LOOM is a great example of low-budget movie-making. Partway thru this sci-fi futuristic dystopia I realized that everything was current mundane stuff, just brilliantly arranged to give the impression of future tech. No computer-generated imagery (enhanced, perhaps, but not photo-realistic animation), no model shop, just off-the-shelf, what's-laying-around commonplace stuff.
The movie on the other hand... when every other visual art form has freed itself from almost every constraint imaginable, it's amazing that in the 21st century young directors, who regard themselves as innovative, are still content to offer us simple combinations of representational art, like oil paintings from 17th century, with the narrative structures of romantic novels from the 19th.
The subtitles, if I'm not missing something, seem to be a direct rip-off of Godard's "Navajo subtitles"[0].
There's no reason you can't innovate within representational art, and your "freed itself from almost every constraint imaginable" is someone else's "descended into idiotic gibberish".
According to the site, it was directed by Luke Scott, not Ridley Scott. Which is good because I didn't think Ridley Scott capable of something so terrible.
Apart from name dropping, I don't see what is so different than any other red camera production? It's conformed in 4k, so what? Anyone with anything shot on red can do that on their home editing suites (even I did it!). This is basically a commercial for TBR projector from RED (company where everything is TBR and WIP).
Welcome to 2012, where 1.6 GB doesn't actually seem that bad.
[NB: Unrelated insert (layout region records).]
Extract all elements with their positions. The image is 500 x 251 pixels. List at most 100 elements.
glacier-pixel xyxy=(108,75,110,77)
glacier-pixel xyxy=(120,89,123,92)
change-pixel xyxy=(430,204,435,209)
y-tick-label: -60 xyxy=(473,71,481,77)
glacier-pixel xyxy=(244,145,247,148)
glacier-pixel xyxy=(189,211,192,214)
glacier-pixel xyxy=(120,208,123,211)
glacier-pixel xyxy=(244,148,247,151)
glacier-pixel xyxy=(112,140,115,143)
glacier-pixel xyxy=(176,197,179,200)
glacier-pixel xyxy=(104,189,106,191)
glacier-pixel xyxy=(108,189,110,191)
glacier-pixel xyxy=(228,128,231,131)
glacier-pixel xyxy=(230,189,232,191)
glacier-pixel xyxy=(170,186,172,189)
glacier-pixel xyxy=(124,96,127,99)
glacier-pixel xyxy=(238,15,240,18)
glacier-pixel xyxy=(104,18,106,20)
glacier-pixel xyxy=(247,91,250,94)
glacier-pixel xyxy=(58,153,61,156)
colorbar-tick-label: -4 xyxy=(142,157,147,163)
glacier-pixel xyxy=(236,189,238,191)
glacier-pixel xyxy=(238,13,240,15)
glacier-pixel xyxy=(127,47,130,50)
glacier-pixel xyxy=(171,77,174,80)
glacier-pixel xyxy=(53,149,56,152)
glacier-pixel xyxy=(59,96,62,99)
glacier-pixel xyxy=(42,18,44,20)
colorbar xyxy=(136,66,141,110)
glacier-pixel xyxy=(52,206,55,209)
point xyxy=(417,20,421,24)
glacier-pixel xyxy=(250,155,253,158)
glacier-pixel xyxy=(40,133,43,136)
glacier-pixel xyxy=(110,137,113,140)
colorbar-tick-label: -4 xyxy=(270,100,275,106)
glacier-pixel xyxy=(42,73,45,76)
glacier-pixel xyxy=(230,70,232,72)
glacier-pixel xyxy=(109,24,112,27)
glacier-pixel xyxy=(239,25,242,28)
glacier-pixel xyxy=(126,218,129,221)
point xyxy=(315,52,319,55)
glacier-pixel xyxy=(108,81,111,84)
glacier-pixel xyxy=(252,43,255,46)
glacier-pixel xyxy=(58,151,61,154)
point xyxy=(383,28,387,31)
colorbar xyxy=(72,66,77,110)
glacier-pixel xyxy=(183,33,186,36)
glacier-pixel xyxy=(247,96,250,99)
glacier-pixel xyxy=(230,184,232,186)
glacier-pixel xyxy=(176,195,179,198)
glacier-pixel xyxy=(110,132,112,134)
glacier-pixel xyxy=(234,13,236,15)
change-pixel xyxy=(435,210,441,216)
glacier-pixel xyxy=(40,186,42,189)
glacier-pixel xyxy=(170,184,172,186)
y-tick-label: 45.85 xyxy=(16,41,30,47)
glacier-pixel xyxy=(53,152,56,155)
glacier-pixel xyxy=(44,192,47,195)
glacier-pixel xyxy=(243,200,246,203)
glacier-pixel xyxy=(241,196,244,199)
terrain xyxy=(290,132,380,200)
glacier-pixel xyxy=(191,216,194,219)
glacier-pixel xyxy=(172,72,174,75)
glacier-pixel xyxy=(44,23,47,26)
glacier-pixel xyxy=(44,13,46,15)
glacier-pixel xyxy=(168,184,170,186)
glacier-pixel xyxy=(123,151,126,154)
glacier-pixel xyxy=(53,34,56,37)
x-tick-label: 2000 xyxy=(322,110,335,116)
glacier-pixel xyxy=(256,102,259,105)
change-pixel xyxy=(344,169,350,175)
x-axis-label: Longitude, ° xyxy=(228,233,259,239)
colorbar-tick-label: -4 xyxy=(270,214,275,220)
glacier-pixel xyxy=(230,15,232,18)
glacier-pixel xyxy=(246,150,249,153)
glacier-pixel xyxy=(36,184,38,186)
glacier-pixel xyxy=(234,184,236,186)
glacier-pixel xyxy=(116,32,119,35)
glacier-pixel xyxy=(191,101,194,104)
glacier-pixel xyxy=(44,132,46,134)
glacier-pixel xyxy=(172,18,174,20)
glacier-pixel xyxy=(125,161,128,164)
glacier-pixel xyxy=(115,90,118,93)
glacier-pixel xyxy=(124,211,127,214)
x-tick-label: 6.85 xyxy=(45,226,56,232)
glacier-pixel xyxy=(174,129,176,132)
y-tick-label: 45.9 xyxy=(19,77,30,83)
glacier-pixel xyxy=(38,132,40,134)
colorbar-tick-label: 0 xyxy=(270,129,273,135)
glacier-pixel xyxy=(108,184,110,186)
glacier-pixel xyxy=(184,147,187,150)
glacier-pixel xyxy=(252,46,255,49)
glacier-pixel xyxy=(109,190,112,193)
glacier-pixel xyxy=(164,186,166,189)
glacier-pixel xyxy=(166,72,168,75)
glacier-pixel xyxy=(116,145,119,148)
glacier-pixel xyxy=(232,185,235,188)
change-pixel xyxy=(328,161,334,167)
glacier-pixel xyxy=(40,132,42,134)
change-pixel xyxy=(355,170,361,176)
It seems that direct download has seen a resurgence over the past couple years relative to torrent. For example, for plenty of Linux distros, you have to hunt a little longer to find the torrent link, but the direct download is a pulsing button.
I think professional CDNs can deliver large files to a lot of people without choking bandwidth or crushing servers. And they give you more control over how long the file is available, maybe some statistics on who's downloading it etc. What I really can't understand is why they zipped a H.264 video, it turns out slightly larger!
Could very well amount to a Blade Runner prequel.